The work, once the central panel of a triptych, was painted at the height of the pair's volatile friendship.

Francis Bacon, Study for Portrait of Lucian Freud (1964), estimate in excess of £34m. Courtesy of Sotheby's.

A highlight of this summer’s art season in London will be the sale of an extraordinary portrait by one of Britain’s greatest artists of the 20th century—Francis Bacon—depicting another—Lucian Freud. The painting, Study for Portrait of Lucian Freud (1964), has emerged from obscurity, unseen in public for nearly 60 years. It is to be sold by Sotheby’s in their Platinum Jubilee British art auction on 29 June, with an estimate in excess of £35 million ($42.2 million). 

The Freud portrait is the most expensive contemporary painting to be offered in London since Christie’s sold another work by Bacon, George Dyer Talking, for £42.2 million ($50.9 million) in 2014. Study for Portrait of Lucian Freud carries a pre-sale guarantee from an anonymous buyer, so the only question remaining is if it will set a new auction record.  

Bacon and Freud were introduced towards the end of World War II by the artist Graham Sutherland, and from that point on, a close, if sometimes volatile, relationship developed. Bacon first painted Freud, who was 13 years younger, in 1951; between 1964 and 1971, when the pair was closest, Bacon painted him 14 times. The Guinness brewery heiress Lady Caroline Blackwood, who was Freud’s second wife from 1953–59, said that Bacon was over for dinner “nearly every night for more or less the whole of my marriage to Lucian.” 

Lucian Freud and Francis Bacon. Courtesy of YouTube.

Lucian Freud and Francis Bacon. Courtesy of YouTube.

But in the 1970s, just before Freud achieved the critical recognition he would later enjoy, the two fell out, barely speaking to each other again. The precise reason is not known, but they were always rivals, competitive, and jealous of each other

The six-and-a-half foot Study for Portrait of Lucian Freud was painted while the two were almost inseparable, spending hours in each other’s studios. When they weren’t painting, they were usually dining and drinking together.

The painting was originally the centerpiece of a large-scale triptych, in which each panel was based on a series of black and white photographs of Freud taken in Bacon’s South Kensington studio by their close friend John Deakin, whose portrait Freud was painting at the time. 

Unlike Freud, who only painted from life and was notorious for mercilessly scrutinizing his sitters over numerous sessions during which he slowly built up an image on the canvas, Bacon liked to work fast and from photographs, so his sitters couldn’t see how he was altering and disfiguring their faces. 

Francis Bacon, Study for Portrait of Lucian Freud (1964), estimate in excess of £34m.
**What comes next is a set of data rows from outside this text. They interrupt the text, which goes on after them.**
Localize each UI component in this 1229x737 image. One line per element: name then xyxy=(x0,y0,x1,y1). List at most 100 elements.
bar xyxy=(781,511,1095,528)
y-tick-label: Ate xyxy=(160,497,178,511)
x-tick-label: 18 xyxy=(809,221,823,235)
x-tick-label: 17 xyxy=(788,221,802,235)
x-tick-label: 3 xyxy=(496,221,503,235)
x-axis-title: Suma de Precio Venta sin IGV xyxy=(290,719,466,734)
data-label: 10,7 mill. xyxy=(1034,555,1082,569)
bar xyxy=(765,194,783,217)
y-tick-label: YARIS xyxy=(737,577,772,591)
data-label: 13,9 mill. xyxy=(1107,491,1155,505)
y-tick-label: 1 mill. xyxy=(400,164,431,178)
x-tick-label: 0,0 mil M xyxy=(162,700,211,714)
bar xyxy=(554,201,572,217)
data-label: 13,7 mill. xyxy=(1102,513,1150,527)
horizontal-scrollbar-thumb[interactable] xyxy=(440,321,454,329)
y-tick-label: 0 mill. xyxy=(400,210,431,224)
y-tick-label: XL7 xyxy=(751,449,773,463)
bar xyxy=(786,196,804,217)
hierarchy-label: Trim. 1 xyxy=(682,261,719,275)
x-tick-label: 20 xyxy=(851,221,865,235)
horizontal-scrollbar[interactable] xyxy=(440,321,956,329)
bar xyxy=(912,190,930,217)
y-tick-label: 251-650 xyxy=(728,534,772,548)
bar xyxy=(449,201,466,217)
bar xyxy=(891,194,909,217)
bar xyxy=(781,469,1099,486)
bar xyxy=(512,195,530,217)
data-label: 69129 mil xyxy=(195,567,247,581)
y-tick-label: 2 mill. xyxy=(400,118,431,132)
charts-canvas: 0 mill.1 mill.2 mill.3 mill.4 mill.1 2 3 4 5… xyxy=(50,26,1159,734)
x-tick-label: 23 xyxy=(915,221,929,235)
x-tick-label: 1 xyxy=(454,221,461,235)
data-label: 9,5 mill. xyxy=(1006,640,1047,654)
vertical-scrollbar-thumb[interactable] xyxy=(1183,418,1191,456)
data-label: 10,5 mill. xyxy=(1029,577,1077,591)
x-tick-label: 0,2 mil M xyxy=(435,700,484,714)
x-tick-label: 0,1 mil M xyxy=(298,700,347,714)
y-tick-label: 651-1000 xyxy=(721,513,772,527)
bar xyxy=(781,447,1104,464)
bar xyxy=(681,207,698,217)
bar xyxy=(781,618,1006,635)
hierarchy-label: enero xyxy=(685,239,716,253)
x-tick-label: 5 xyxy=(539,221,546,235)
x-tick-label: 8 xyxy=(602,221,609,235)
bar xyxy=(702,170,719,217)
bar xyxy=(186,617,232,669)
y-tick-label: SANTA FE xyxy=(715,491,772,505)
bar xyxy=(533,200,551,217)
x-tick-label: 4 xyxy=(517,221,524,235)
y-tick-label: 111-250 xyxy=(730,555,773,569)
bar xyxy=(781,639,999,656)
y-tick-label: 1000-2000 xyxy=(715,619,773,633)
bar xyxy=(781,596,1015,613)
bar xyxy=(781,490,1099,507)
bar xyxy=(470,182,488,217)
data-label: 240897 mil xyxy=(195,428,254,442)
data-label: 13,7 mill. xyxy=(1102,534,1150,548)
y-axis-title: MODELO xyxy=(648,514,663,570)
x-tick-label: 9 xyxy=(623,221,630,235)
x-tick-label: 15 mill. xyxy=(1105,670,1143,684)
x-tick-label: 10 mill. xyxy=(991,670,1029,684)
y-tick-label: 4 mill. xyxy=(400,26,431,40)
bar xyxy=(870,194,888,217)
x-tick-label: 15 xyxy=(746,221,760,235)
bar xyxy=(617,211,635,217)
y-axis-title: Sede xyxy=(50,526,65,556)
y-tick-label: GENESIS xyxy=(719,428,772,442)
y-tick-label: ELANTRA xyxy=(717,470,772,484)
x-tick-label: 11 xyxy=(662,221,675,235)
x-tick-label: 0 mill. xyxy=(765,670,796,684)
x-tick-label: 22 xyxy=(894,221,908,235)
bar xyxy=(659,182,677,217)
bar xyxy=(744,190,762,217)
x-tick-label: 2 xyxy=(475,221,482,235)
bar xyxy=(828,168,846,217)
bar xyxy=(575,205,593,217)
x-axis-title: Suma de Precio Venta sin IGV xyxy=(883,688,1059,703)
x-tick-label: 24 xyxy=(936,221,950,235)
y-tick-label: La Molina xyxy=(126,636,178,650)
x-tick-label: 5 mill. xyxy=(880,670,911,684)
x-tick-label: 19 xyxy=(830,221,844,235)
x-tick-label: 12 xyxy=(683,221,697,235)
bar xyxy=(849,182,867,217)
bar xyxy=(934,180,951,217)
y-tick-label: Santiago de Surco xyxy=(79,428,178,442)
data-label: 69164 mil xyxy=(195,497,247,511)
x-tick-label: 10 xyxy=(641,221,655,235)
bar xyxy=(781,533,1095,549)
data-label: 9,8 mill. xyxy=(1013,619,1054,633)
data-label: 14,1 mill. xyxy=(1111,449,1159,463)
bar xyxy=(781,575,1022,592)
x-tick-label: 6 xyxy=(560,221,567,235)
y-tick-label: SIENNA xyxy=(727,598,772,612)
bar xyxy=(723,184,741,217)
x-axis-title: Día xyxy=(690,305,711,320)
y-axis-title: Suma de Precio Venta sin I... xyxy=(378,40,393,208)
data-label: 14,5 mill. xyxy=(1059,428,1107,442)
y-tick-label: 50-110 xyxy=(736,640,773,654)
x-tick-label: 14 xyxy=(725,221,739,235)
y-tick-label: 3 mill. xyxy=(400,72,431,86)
Courtesy of Sotheby’s.

By 1965, when this work was last exhibited in Dublin, the triptych had been split up and the central panel was sold to Colin Tennant, a British aristocrat. This often happens when there is a buyer for one section of a triptych only, and artists don’t always agree to it, although in this case Sotheby’s says Bacon did. 

One of the side panels from this same Bacon triptych sold at auction in New York in 1993 for $1.7 million, double its estimate, to a private collector. The other now hangs in the Israel Museum in Jerusalem.
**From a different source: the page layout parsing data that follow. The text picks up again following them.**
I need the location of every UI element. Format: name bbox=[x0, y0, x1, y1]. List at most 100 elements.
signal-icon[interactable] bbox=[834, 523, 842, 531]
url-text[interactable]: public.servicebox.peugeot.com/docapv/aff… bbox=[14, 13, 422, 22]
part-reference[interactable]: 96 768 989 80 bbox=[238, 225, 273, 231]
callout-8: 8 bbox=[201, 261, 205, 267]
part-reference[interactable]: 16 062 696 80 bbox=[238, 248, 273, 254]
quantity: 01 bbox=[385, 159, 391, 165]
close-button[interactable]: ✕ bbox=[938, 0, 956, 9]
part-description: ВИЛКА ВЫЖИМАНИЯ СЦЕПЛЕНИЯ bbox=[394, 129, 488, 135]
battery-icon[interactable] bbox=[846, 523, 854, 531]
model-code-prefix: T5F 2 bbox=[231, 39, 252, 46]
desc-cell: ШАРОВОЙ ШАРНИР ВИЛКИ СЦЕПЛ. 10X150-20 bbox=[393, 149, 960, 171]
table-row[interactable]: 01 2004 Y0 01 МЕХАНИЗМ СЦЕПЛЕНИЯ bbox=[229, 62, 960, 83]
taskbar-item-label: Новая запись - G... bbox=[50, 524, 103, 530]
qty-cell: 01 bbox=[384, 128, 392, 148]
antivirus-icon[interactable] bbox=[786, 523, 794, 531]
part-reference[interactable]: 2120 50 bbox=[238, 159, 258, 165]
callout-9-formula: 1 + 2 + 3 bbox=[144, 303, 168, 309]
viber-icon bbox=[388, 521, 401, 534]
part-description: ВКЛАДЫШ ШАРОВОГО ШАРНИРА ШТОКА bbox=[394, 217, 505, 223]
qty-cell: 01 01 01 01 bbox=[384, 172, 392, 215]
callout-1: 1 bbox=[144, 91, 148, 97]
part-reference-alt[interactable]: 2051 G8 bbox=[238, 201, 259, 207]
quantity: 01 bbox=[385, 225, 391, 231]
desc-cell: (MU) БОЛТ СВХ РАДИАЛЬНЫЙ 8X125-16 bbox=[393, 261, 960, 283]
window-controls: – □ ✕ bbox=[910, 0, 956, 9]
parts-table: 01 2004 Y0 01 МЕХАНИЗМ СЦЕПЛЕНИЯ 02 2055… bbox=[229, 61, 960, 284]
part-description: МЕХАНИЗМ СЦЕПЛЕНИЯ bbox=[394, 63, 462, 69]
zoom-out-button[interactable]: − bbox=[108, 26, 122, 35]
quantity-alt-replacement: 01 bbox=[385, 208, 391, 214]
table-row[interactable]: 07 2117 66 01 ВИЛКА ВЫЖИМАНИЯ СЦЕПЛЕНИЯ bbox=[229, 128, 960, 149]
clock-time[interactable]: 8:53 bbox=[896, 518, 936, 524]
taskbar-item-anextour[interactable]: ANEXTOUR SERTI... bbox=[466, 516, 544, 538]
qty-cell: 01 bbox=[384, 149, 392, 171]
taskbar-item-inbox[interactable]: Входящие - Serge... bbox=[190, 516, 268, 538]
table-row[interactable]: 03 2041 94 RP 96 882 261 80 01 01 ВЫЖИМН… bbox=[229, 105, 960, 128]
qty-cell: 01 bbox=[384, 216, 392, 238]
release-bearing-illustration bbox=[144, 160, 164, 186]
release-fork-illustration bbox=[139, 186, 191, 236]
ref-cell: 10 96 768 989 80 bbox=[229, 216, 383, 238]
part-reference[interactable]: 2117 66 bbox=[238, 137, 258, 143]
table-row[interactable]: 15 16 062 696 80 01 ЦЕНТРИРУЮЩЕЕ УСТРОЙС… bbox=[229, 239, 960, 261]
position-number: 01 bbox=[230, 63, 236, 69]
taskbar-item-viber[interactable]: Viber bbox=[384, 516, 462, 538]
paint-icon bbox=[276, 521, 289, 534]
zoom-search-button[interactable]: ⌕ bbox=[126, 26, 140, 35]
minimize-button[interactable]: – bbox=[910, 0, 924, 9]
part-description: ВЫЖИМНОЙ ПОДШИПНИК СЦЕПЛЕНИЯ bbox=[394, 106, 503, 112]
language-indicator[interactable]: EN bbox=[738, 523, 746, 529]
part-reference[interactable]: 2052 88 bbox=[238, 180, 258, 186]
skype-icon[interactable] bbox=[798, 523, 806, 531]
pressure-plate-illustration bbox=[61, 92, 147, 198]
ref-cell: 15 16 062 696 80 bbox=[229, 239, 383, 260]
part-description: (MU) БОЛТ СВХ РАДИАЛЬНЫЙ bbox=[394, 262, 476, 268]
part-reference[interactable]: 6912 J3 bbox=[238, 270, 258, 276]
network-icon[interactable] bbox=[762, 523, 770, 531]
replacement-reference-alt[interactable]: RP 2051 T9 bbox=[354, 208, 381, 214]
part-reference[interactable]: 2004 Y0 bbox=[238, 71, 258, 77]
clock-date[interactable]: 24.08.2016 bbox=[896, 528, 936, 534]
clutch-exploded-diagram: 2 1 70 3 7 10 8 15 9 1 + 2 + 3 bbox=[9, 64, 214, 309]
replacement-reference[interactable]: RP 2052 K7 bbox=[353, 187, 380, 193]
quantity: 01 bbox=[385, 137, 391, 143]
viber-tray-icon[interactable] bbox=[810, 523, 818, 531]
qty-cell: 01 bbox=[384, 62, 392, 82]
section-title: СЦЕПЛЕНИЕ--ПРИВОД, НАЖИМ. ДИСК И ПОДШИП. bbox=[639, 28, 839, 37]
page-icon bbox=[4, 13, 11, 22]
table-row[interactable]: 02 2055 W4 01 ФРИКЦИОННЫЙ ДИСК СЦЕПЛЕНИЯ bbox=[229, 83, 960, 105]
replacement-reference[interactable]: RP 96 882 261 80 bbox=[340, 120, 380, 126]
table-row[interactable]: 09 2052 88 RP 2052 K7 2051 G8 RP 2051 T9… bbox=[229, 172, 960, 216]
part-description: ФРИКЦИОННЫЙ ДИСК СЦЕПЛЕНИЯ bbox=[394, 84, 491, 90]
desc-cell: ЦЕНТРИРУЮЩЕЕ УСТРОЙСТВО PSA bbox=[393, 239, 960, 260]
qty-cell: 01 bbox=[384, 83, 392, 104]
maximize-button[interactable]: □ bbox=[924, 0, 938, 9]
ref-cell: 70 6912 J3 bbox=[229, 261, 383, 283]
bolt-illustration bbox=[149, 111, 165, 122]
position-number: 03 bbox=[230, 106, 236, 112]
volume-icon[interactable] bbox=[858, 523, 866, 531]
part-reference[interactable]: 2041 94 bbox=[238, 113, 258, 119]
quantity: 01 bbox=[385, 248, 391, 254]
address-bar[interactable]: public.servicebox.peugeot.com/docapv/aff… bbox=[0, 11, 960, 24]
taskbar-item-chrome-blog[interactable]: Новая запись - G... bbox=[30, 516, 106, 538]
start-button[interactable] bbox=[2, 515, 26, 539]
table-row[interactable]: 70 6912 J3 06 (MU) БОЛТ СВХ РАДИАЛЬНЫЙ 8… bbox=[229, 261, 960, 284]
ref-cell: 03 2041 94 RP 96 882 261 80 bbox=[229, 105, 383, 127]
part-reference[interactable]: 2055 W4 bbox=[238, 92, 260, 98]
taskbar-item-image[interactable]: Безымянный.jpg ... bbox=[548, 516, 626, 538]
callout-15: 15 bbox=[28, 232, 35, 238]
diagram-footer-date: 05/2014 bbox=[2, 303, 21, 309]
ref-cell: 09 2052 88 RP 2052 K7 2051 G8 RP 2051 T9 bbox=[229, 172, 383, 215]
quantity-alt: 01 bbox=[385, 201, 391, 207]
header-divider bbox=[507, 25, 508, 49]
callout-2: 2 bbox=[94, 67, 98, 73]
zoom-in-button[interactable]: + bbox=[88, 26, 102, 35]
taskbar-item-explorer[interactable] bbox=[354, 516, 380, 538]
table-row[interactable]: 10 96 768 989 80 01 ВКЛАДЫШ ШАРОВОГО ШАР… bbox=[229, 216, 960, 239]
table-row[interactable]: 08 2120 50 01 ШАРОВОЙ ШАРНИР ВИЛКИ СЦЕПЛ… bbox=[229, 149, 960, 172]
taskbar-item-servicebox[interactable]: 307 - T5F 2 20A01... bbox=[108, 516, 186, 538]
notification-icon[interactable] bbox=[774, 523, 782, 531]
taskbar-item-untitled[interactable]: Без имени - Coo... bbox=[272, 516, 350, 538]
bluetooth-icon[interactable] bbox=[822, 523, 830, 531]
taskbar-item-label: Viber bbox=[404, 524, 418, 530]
The central panel, which has now re-emerged, has never come to auction before. It passed from Tennant to the Gallery Galatea in Turin, which sold works by Bacon to Gianni Agnelli, the head of Italian carmaker Fiat. Whether Agnelli, who died in 2003, bought this work is not recorded, but the present owner, whose identity has been concealed, is an intensely private European who bought the painting in the early 1980s but never exhibited it, Sotheby’s says.

Now, the auction house adds, “with all the attention around Bacon globally following the Royal Academy exhibition ‘Man and Beast’ and, of course, our activities for the Jubilee, the seller felt that our British art auction was the right platform and time to bring their work to market.”

Another triptych portrait of Freud by Bacon was made in 1969 at the Royal College of Art, after Bacon’s studio had been damaged by fire. It too was based on Deakin’s photographs and had been split into three. But in 2013, after the three panels were reunited, they were sold at Christie’s in New York where they made a record $142.4 million, the highest price at the time ever paid at auction for a painting. 

The buyer was Elaine Wynn, ex-wife of the Las Vegas casino magnate Steve Wynn, who is also a major collector. To buy it, she had to outbid several contenders, including the Korean gallery owner Hong Gyu Shin, who told reporters after that sale: “I loved that painting. Maybe one day I’ll have another chance.” This summer’s sale could be it.